—C'est Jacques qui a voulu que je vienne, dit la voix aimée, assourdie, en ce moment, par une suprême angoisse. Il prétend—il se trompe, n'est-ce pas?—il dit qu'il y a un malentendu entre nous, que, si vous n'avez pas voulu de moi, il y a deux ans, ce n'était pas, c'était... par devoir, par dévouement; que si vous aviez été libre... On croit facilement ce que l'on espère; je n'ai pas pu résister au désir de venir savoir si c'est vrai. Pardonnez-moi!

Nadine n'entend plus rien. Une joie surhumaine l'envahit toute, brisant ses dernières forces, brouillant le contour des choses, l'emportant dans un tourbillon de fidélité. Elle va tomber, mais un bras vigoureux la retient. Elle laisse aller sa tête sur une chère épaule. Aussitôt, quel repos invraisemblable, divin, succédant à tant de tourments! Quelle sécurité délicieuse après tant d'inquiétudes, quelle douceur, quelle paix!

—Alors, c'est vrai? demande-t-il très bas, en se penchant sur le blanc visage adoré.

—Oui...

Il se baisse encore davantage: tout semble aboli sauf eux-mêmes et la minute présente qui contient l'éternité. On marche dans le corridor... Ils se séparent, tremblants comme des coupables, ivres, véritablement ivres de bonheur.

—Mais, alors, je ne comprends pas... pourquoi ce «de beaucoup trop jeune» qui m'a tant fait souffrir?

—J'avais promis... vous vous souvenez...

—De ne pas abandonner votre père? Je savais cela. Je vous aurais comprise et approuvée Pourquoi ne disiez-vous pas, tout simplement...

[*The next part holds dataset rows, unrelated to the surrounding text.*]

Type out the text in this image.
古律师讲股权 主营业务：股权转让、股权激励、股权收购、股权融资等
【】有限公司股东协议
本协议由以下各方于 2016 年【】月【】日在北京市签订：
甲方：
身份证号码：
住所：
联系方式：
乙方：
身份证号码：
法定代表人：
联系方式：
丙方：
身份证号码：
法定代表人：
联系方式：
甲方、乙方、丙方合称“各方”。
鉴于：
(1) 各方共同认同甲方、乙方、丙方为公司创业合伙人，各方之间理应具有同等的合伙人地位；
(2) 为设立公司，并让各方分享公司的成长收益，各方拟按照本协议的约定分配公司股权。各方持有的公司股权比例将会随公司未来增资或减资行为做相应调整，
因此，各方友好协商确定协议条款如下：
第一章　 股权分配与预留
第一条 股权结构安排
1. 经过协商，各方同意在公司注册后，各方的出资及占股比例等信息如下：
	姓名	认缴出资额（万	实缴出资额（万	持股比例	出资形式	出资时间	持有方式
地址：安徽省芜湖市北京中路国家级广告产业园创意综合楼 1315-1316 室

—Que je vous aimais, que je me sacrifiais à Père, à sa santé, à son bonheur? Non! D'abord, aurait-il accepté? Et puis, il était si malade, ce jour-là! Je le voyais si mortellement inquiet! Il fallait le rassurer, à tout prix, entièrement, lui donner le repos d'esprit qui, pour lui, à ce moment-là, était la vie même.

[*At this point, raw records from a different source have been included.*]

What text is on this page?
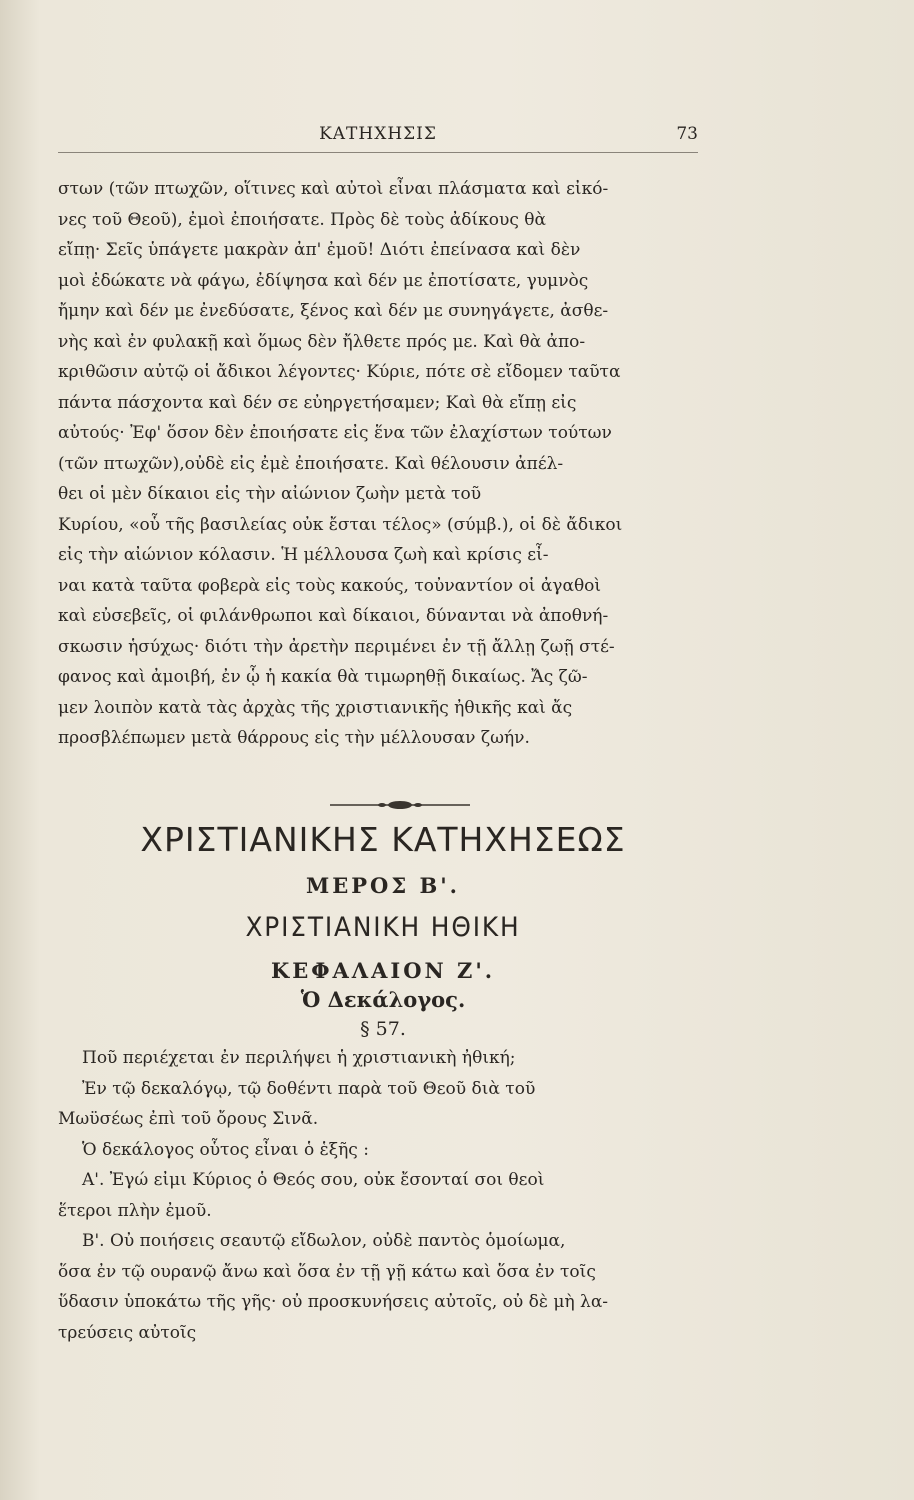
ΚΑΤΗΧΗΣΙΣ	73

στων (τῶν πτωχῶν, οἵτινες καὶ αὐτοὶ εἶναι πλάσματα καὶ εἰκό-

νες τοῦ Θεοῦ), ἐμοὶ ἐποιήσατε. Πρὸς δὲ τοὺς ἀδίκους θὰ

εἴπῃ· Σεῖς ὑπάγετε μακρὰν ἀπ' ἐμοῦ! Διότι ἐπείνασα καὶ δὲν

μοὶ ἐδώκατε νὰ φάγω, ἐδίψησα καὶ δέν με ἐποτίσατε, γυμνὸς

ἤμην καὶ δέν με ἐνεδύσατε, ξένος καὶ δέν με συνηγάγετε, ἀσθε-

νὴς καὶ ἐν φυλακῇ καὶ ὅμως δὲν ἤλθετε πρός με. Καὶ θὰ ἀπο-

κριθῶσιν αὐτῷ οἱ ἄδικοι λέγοντες· Κύριε, πότε σὲ εἴδομεν ταῦτα

πάντα πάσχοντα καὶ δέν σε εὐηργετήσαμεν; Καὶ θὰ εἴπῃ εἰς

αὐτούς· Ἐφ' ὅσον δὲν ἐποιήσατε εἰς ἕνα τῶν ἐλαχίστων τούτων

(τῶν πτωχῶν),οὐδὲ εἰς ἐμὲ ἐποιήσατε. Καὶ θέλουσιν ἀπέλ-

θει οἱ μὲν δίκαιοι εἰς τὴν αἰώνιον ζωὴν μετὰ τοῦ

Κυρίου, «οὗ τῆς βασιλείας οὐκ ἔσται τέλος» (σύμβ.), οἱ δὲ ἄδικοι

εἰς τὴν αἰώνιον κόλασιν. Ἡ μέλλουσα ζωὴ καὶ κρίσις εἶ-

ναι κατὰ ταῦτα φοβερὰ εἰς τοὺς κακούς, τοὐναντίον οἱ ἀγαθοὶ

καὶ εὐσεβεῖς, οἱ φιλάνθρωποι καὶ δίκαιοι, δύνανται νὰ ἀποθνή-

σκωσιν ἡσύχως· διότι τὴν ἀρετὴν περιμένει ἐν τῇ ἄλλῃ ζωῇ στέ-

φανος καὶ ἀμοιβή, ἐν ᾧ ἡ κακία θὰ τιμωρηθῇ δικαίως. Ἄς ζῶ-

μεν λοιπὸν κατὰ τὰς ἀρχὰς τῆς χριστιανικῆς ἠθικῆς καὶ ἄς

προσβλέπωμεν μετὰ θάρρους εἰς τὴν μέλλουσαν ζωήν.

ΧΡΙΣΤΙΑΝΙΚΗΣ ΚΑΤΗΧΗΣΕΩΣ
ΜΕΡΟΣ Β'.
ΧΡΙΣΤΙΑΝΙΚΗ ΗΘΙΚΗ
ΚΕΦΑΛΑΙΟΝ Ζ'.
Ὁ Δεκάλογος.
§ 57.

Ποῦ περιέχεται ἐν περιλήψει ἡ χριστιανικὴ ἠθική;

Ἐν τῷ δεκαλόγῳ, τῷ δοθέντι παρὰ τοῦ Θεοῦ διὰ τοῦ

Μωϋσέως ἐπὶ τοῦ ὄρους Σινᾶ.

Ὁ δεκάλογος οὗτος εἶναι ὁ ἑξῆς :

Α'. Ἐγώ εἰμι Κύριος ὁ Θεός σου, οὐκ ἔσονταί σοι θεοὶ

ἕτεροι πλὴν ἐμοῦ.

Β'. Οὐ ποιήσεις σεαυτῷ εἴδωλον, οὐδὲ παντὸς ὁμοίωμα,

ὅσα ἐν τῷ ουρανῷ ἄνω καὶ ὅσα ἐν τῇ γῇ κάτω καὶ ὅσα ἐν τοῖς

ὕδασιν ὑποκάτω τῆς γῆς· οὐ προσκυνήσεις αὐτοῖς, οὐ δὲ μὴ λα-

τρεύσεις αὐτοῖς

—Vous avez raison; j'aurais dû deviner, m'informer auprès de vous, avant. Mais j'étais affolé; on m'avait dit que vous aviez été demandée en mariage; j'ai craint qu'on ne vous prît à moi. Encore, si j'avais été sûr que vous m'aimiez! Je croyais bien l'avoir lu dans vos yeux, mais jamais vos lèvres ne me l'avaient dit. On doute toujours quand on aime vraiment, vous le savez. Je pouvais m'être trompé, avoir pris mes désirs pour la réalité. Si j'allais vous retrouver mariée ou fiancée! Sans réflexion, j'ai écrit. La réponse, de votre main, catégorique et nette comme un coup de couteau, a tranché toutes mes espérances. J'ai cru que vous ne vouliez pas de moi, que vous aviez pris cet invraisemblable prétexte pour me repousser.